Poland's foreign minister, Radek Sikorski, says, "Parchments and treaties are all very well, but we have a history in Poland of fighting alone and being left to our own devices by our allies."
In spades in as far as Poland goes. Georgia has been a wake-up call to most who want to hear it, but it is best to remember that the USA helps those who help themselves.
The only thing that the frontline states can count on is their own willingness to fight for independence. But willingness alone is not enough. They also need the means to fight, and at the moment they don't have them. We have already seen how the tiny Georgian armed forces -- with fewer than 30,000 men -- were routed by the Russian invaders.

What gets ignored is that Georgia, although a small country (population: 4.6 million), has the potential to do far more for its defense. According to the CIA's World Factbook, Georgia has over 900,000 men between the ages of 16 and 49. It could easily create a larger military force than it has, but that would require spending more on defense. By the CIA's estimate, its defense budget was just 0.59% of GDP in 2005.

Georgia's military spending has grown in recent years, but not Eastern Europe's. According to the International Institute of Strategic Studies, only one country in Eastern Europe spends more than 2% of GDP on defense. That would be Bulgaria at 2.2%. Romania is in second place at 1.9%, followed by Poland at 1..8%. Nor do these countries maintain large standing forces. Poland has 7.9 million males of military age but only 127,266 active-duty personnel in its armed forces. Hungary could mobilize 1.9 million men but has only 32,300 in uniform. Bulgaria has 1.3 million potential soldiers but only 40,747 actual soldiers. And so on.

Is is not a suicide mission - it deters well like with the Swiss, and pays dividends in the worst case scenario. While we are on the subject -- let's beat that history drum!
Small states have often shown the ability to humble great powers. In 1920, under the inspired leadership of Marshal Josef Pilsudski, the Poles staged a brilliant counterattack to save Warsaw and drive the Red Army off their soil. In the winter war of 1939-1940 the plucky Finns held off Soviet invaders, forcing the Kremlin to settle for a slice of its territory rather than all of it. More recently, the Afghan mujahedeen drove the Red Army out of their country altogether, thereby helping to bring down the Soviet Union.
Will and desire can do much if given the right tools. When this started, all I could think of was, "An AT-4 in every pot!" Max sees that too.
That means having large reserves ready for fast call-up and plenty of
defensive weapons -- in particular portable missile systems such as the Stinger and Javelin capable of inflicting great damage on Russia's lumbering air and armor forces. That's more important than fielding their own tanks or fighter aircraft. We should offer to sell them these relatively inexpensive defensive systems, and to provide the advisory services to make the best use of them. But the first step has to be for the Eastern Europeans to make a larger commitment to their own defense.
History favors the prepared. Time to wake up and get to work Eastern Europe. Remember, you live in a very rough neighborhood.

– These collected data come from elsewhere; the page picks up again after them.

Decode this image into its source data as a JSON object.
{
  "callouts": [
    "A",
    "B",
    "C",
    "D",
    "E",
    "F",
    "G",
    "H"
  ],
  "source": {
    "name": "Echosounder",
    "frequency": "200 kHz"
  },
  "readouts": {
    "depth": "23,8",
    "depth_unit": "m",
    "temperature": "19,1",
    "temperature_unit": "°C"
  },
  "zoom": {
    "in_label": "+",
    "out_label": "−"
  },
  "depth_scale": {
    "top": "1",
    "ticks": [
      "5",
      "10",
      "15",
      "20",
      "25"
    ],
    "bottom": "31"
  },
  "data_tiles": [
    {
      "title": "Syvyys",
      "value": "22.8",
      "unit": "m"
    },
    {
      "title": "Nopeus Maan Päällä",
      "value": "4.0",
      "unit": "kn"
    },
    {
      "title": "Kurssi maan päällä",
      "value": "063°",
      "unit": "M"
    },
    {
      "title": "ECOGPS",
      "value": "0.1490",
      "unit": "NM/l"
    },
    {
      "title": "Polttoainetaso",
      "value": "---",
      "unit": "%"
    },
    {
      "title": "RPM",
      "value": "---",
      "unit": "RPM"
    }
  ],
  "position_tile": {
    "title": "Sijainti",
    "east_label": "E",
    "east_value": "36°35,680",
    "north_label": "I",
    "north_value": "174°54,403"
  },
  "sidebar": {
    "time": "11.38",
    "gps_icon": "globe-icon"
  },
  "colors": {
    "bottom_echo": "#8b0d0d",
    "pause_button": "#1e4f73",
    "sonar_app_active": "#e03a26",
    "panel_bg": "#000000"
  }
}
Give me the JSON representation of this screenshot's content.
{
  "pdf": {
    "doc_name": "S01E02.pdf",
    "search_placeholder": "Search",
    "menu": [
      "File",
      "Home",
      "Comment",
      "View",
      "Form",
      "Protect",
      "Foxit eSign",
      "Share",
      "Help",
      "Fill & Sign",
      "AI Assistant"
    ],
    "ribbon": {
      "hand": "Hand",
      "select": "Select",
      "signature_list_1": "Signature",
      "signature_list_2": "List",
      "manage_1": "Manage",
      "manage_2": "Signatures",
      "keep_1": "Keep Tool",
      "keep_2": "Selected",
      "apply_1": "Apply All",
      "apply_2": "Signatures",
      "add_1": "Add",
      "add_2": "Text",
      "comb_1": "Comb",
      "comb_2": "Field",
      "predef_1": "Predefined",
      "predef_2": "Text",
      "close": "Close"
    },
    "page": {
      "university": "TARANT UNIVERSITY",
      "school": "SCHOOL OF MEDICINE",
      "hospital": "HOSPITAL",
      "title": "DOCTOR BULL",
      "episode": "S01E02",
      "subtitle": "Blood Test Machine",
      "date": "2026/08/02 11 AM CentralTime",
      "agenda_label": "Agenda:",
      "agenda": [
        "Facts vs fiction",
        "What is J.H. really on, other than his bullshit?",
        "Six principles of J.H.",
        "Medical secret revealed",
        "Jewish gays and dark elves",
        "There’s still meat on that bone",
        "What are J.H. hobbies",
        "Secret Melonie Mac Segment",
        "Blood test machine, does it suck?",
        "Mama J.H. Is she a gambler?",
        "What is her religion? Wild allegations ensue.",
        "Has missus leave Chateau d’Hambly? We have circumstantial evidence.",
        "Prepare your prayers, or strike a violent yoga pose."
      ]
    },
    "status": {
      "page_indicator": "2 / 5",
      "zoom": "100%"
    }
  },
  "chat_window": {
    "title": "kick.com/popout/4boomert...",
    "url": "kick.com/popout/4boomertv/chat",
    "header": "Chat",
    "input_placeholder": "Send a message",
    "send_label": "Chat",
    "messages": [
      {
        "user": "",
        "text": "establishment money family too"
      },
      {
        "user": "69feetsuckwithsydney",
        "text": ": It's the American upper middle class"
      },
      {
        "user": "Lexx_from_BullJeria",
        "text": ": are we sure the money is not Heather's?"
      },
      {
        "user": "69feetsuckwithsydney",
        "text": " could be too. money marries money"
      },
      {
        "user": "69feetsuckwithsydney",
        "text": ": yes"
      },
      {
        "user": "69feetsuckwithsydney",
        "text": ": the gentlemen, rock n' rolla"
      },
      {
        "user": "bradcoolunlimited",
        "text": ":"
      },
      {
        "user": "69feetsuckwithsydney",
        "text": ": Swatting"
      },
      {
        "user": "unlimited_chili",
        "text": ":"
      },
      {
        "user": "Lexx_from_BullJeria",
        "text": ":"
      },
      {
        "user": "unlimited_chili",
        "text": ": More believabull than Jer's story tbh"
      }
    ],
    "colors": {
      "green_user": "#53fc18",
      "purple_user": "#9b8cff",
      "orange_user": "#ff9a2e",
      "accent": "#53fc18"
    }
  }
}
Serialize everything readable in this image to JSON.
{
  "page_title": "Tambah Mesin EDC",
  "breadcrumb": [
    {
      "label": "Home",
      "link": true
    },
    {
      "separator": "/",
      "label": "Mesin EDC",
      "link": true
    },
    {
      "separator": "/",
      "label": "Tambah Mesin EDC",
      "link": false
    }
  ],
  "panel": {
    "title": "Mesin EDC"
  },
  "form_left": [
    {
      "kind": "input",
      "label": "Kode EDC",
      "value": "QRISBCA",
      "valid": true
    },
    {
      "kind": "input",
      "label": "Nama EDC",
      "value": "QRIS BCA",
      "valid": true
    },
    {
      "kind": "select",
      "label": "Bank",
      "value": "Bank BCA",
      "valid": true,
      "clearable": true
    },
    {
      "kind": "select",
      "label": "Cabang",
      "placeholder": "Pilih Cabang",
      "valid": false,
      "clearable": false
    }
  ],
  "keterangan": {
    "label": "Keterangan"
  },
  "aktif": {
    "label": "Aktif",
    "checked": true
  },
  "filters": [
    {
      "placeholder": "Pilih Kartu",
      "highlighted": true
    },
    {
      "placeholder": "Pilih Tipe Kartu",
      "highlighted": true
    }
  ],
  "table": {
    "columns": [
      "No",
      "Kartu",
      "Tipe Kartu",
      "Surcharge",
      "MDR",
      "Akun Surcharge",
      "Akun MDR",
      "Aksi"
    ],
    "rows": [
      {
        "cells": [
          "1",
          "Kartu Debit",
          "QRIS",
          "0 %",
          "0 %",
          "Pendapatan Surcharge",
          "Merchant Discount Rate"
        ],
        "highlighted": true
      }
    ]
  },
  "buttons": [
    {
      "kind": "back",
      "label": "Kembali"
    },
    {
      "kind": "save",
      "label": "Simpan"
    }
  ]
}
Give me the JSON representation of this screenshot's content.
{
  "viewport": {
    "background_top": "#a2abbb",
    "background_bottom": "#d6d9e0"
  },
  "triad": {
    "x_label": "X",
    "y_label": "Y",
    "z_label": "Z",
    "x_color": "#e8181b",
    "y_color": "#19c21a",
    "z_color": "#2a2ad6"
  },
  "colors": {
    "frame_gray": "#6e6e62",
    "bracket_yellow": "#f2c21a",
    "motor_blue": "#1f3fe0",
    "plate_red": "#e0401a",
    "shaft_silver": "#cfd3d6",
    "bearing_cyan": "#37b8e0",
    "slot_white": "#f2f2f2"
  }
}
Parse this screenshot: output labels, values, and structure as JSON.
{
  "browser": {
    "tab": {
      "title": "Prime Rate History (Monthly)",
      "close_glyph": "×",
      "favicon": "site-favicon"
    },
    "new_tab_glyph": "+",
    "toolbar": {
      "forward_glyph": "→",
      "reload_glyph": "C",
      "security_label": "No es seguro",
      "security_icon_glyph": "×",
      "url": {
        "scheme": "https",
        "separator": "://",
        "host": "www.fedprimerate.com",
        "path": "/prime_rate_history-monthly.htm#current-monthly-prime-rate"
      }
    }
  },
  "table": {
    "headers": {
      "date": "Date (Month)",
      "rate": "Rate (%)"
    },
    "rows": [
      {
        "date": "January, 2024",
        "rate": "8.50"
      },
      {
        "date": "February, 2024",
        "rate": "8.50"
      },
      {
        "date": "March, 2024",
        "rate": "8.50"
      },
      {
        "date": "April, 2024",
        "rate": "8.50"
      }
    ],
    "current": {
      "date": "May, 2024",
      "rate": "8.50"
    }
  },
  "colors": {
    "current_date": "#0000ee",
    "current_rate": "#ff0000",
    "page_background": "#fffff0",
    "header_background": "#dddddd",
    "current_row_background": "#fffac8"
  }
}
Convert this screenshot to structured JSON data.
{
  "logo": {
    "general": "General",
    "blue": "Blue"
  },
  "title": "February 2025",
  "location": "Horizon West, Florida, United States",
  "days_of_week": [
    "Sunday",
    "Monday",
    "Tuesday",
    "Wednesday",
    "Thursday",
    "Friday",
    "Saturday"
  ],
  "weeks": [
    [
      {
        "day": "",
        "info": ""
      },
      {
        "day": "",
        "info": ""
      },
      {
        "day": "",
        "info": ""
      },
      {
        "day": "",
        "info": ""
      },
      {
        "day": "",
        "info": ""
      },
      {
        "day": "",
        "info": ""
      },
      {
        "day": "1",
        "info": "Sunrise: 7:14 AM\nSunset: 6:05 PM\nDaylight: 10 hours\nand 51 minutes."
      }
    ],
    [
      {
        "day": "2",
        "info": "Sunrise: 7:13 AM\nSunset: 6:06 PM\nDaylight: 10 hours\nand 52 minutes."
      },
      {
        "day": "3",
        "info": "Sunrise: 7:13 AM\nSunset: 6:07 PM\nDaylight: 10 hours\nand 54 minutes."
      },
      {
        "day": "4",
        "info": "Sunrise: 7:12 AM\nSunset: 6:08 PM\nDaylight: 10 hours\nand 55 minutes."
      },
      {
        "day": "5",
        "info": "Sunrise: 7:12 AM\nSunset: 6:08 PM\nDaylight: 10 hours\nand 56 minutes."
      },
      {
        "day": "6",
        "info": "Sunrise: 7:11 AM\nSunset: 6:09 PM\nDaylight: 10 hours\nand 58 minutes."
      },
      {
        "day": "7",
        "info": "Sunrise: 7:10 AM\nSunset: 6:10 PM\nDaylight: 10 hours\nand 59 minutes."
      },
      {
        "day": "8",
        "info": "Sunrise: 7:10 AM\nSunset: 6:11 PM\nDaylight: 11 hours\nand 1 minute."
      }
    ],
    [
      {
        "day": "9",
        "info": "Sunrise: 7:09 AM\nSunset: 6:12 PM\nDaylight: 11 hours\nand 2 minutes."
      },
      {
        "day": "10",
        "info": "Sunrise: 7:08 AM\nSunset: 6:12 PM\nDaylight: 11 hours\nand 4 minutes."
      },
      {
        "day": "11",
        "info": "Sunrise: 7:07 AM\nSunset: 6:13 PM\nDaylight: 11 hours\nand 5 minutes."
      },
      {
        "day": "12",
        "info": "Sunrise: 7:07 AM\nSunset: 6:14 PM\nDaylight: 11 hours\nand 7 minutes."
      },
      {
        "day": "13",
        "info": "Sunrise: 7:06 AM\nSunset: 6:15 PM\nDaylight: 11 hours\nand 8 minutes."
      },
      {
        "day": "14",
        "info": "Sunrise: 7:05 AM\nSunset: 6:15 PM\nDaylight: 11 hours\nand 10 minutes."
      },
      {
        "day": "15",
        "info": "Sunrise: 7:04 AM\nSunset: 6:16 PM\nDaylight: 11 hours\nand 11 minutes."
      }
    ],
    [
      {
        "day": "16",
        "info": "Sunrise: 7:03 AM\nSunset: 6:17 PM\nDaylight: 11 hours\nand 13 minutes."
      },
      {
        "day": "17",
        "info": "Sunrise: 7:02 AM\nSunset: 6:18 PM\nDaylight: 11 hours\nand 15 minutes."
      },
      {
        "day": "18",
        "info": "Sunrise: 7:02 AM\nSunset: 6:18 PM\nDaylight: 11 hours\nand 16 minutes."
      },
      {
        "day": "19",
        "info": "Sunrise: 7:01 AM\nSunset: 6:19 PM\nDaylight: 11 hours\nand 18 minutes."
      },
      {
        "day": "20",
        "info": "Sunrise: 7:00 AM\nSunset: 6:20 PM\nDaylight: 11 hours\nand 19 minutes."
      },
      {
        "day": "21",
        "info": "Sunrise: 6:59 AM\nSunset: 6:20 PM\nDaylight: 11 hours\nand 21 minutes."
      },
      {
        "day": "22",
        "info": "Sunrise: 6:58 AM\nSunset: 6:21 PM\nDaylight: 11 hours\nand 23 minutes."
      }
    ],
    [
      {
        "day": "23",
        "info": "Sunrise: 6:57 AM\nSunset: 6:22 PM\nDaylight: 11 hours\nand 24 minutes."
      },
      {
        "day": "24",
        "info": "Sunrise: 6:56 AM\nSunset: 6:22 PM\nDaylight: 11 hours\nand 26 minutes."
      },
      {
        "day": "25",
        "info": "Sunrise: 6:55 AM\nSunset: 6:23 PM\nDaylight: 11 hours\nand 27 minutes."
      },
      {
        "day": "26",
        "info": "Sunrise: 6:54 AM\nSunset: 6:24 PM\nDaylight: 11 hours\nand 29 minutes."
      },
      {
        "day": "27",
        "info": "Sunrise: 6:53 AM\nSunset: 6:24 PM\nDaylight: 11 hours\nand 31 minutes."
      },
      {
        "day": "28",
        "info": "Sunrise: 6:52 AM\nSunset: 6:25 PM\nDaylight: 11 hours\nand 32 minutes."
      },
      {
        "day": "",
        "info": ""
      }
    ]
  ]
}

Along those lines, Ukraine leans into the wind. Secondary Effects.
Mr Yushchenko condemned the "forceful intervention and "aggression" waged against Georgia but vowed his country would not be Russia's next target.

"Ukraine will do everything to prevent any military escalation in our region."
Ukraine, which has a large ethnic Russian minority, has sided with Georgia in its confrontation with Russia over the breakaway republic of South Ossetia, whose rebel leadership is backed by Moscow.

Ukraine has sided with the West in condemning Russia for sending tanks and troops into Georgian territory in response to a Georgian offensive on August 7 to retake South Ossetia, where residents have been given Russian passports.

Addressing several thousand people gathered on Kiev's independence square, Mr Yushchenko said "the events in Georgia did not leave Ukraine indifferent.

"I share a deep empathy with all the suffering people of the indivisible Georgian land. Your pain is in our hearts."

Ukrainians watched a military parade on Kiev's main Kreshchatyk street, cheering tanks, armoured personnel carriers and missiles mounted on vehicles as they rolled by.

There was also a fly-past of some 22 fighter jets and other warplanes in the parade, the first military display since 2001 to mark the anniversary of Ukraine's secession from Moscow.